To check the correctness of our result, we compare it with an analytical solution obtained from the t-distribution and an numerical optimizer:
```{r}
fun = \(alpha) {
  beta = alpha * desired_ratio
  abs(
    qt(1-alpha,ncp=0, df=N-1) # crit for alpha
    -qt(beta,ncp=esize*sqrt(N), df=N-1) # crit for beta
  )
}
alpha = optim(0.1,fun,lower=10e-10,upper=1-10e-10,method = "L-BFGS-B")$par
crit = qt(1-alpha,ncp=0, df=N-1)
crit
```

This leads to a threshold of about 1.50, which is very close to the solution of mlpwr. Using simulations, we can show that the analytical solution is indeed correct:
```{r}
a = replicate(10000,simfun_compromise(crit))
aggregate_fun(a)
```


# Inhomogeneous Cost Functions

Some uses cases feature more complex cost functions. We cover an example here. It builds on the "ANOVA" simulation function in the "simulation_functions" vignette.

```{r}
library(tidyr)
simfun_anova <- function(n, n.groups) {

  # Generate a data set
  groupmeans <- rnorm(n.groups, sd = 0.2)  # generate groupmeans using cohen's f=.2
  dat <- sapply(groupmeans, function(x) rnorm(n,
                                              mean = x, sd = 1))  # generate data
  dat <- dat |>
    as.data.frame() |>
    gather()  # format

  # Test the hypothesis
  res <- aov(value ~ key, data = dat)  # perform ANOVA
  summary(res)[[1]][1, 5] < 0.01  # extract significance
}

```

We assume that there are different costs for different clusters. We assume that the costs per cluster is cheaper if there is only a small number of clusters. Adding additional clusters gets increasingly expensive (for example, because assessing a large number of groups is more costly).

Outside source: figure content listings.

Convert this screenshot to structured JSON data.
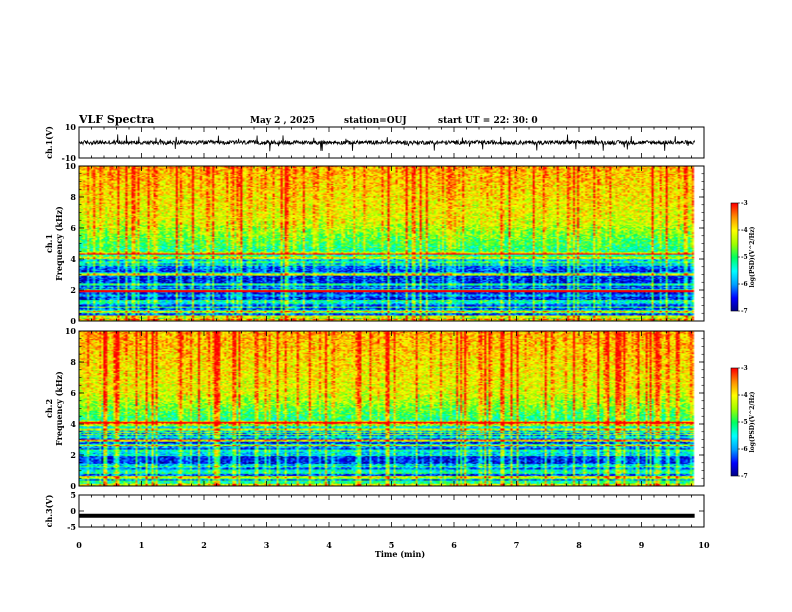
{
  "header": {
    "title": "VLF Spectra",
    "date": "May 2 , 2025",
    "station": "station=OUJ",
    "start": "start UT =  22: 30: 0"
  },
  "chart_data": [
    {
      "type": "line",
      "ylabel": "ch.1(V)",
      "ylim": [
        -10,
        10
      ],
      "yticks": [
        "10",
        "-10"
      ],
      "xlim": [
        0,
        10
      ],
      "trace": {
        "baseline": 0,
        "noise_amplitude": 1.3,
        "spike_max": 5.6
      }
    },
    {
      "type": "heatmap",
      "ylabel_line1": "ch.1",
      "ylabel_line2": "Frequency (kHz)",
      "ylim": [
        0,
        10
      ],
      "yticks": [
        "0",
        "2",
        "4",
        "6",
        "8",
        "10"
      ],
      "xlim": [
        0,
        10
      ],
      "colorbar": {
        "label": "log(PSD)(V^2/Hz)",
        "min": -7,
        "max": -3,
        "ticks": [
          "-3",
          "-4",
          "-5",
          "-6",
          "-7"
        ]
      },
      "profile": {
        "quiet_below_khz": 3.2,
        "mid_khz": 4.5,
        "hot_above_khz": 6.5
      }
    },
    {
      "type": "heatmap",
      "ylabel_line1": "ch.2",
      "ylabel_line2": "Frequency (kHz)",
      "ylim": [
        0,
        10
      ],
      "yticks": [
        "0",
        "2",
        "4",
        "6",
        "8",
        "10"
      ],
      "xlim": [
        0,
        10
      ],
      "colorbar": {
        "label": "log(PSD)(V^2/Hz)",
        "min": -7,
        "max": -3,
        "ticks": [
          "-3",
          "-4",
          "-5",
          "-6",
          "-7"
        ]
      },
      "profile": {
        "quiet_below_khz": 3.0,
        "mid_khz": 4.2,
        "hot_above_khz": 6.0
      }
    },
    {
      "type": "line",
      "ylabel": "ch.3(V)",
      "ylim": [
        -5,
        5
      ],
      "yticks": [
        "5",
        "0",
        "-5"
      ],
      "xlim": [
        0,
        10
      ],
      "trace": {
        "constant": -1.5
      }
    }
  ],
  "xaxis": {
    "label": "Time (min)",
    "ticks": [
      "0",
      "1",
      "2",
      "3",
      "4",
      "5",
      "6",
      "7",
      "8",
      "9",
      "10"
    ],
    "range": [
      0,
      10
    ]
  },
  "colors": {
    "colormap": [
      "#000080",
      "#0000ff",
      "#00a0ff",
      "#00ffff",
      "#00ff60",
      "#a0ff00",
      "#ffff00",
      "#ff9000",
      "#ff0000",
      "#ffffff"
    ]
  }
}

Specifically, we assume that the first five clusters cost 10, the next five cost 15, the next five cost 20, and so on.

```{r}
prices = c(rep(10,5),rep(15,5),rep(20,5),rep(25,5),rep(30,5),rep(35,5),rep(40,5))

costfun = function(n, n.groups) {
  5 * n + n.groups * sum(prices[1:n.groups])
}
```

We can now find a good design using:
```{r}
# res3 <- find.design(
#   simfun = simfun_anova,
#   costfun = costfun,
#   boundaries = list(n = c(10, 150), n.groups = c(5, 30)),
#   power = .95
# )
res3 = extensions_results[[3]]
summary(res3)
```

The proposed solution contains 10 groups and 135 participants per group.

# 3-Dimensional Designs

As an example for a study design with more than 2 dimensions, we consider a multilevel design with the three dimensions:

* Number of schools
* Number of students per school
* Number of observations per student


```{r}
library(lme4)
library(lmerTest)
```


```{r}
simfun_3d <- function(n.per.school,n.schools, n.obs) {

  # generate data
  school = rep(1:n.schools,each=n.per.school*n.obs)
  student = rep(1:(n.schools*n.per.school),each=n.obs)
  pred = factor(rep(c("old","new"),n.per.school*n.schools*n.obs,each=n.obs),levels=c("old","new"))
  dat = data.frame(school = school, student = student, pred = pred)
  

  params <- list(theta = c(.5,0,.5,.5), beta = c(0,1),sigma = 1.5)
  names(params$theta) = c("school.(Intercept)","school.prednew.(Intercept)","school.prednew","student.(Intercept)")
  names(params$beta) = c("(Intercept)","prednew")
  dat$y <- simulate.formula(~pred + (1 + pred | school) + (1 | student), newdata = dat, newparams = params)[[1]]
  
  # test hypothesis
  mod <- lmer(y ~ pred + (1 + pred | school) + (1 | student), data = dat)
  pvalue <- summary(mod)[["coefficients"]][2,"Pr(>|t|)"]
  pvalue < .01
}

costfun_3d <- function(n.per.school, n.schools,n.obs) {
  100 * n.per.school + 200 * n.schools + .1 * n.obs * n.per.school * n.schools
  }
```


```{r}
# res4 = find.design(simfun = simfun_3d, costfun = costfun_3d, boundaries = list(n.per.school = c(5, 25), n.schools = c(10, 30), n.obs = c(3,10)), power = .95)
res4 = extensions_results[[4]]
summary(res4)
```
In this case, going with the minimum number of observations per student seems to be the ideal choice.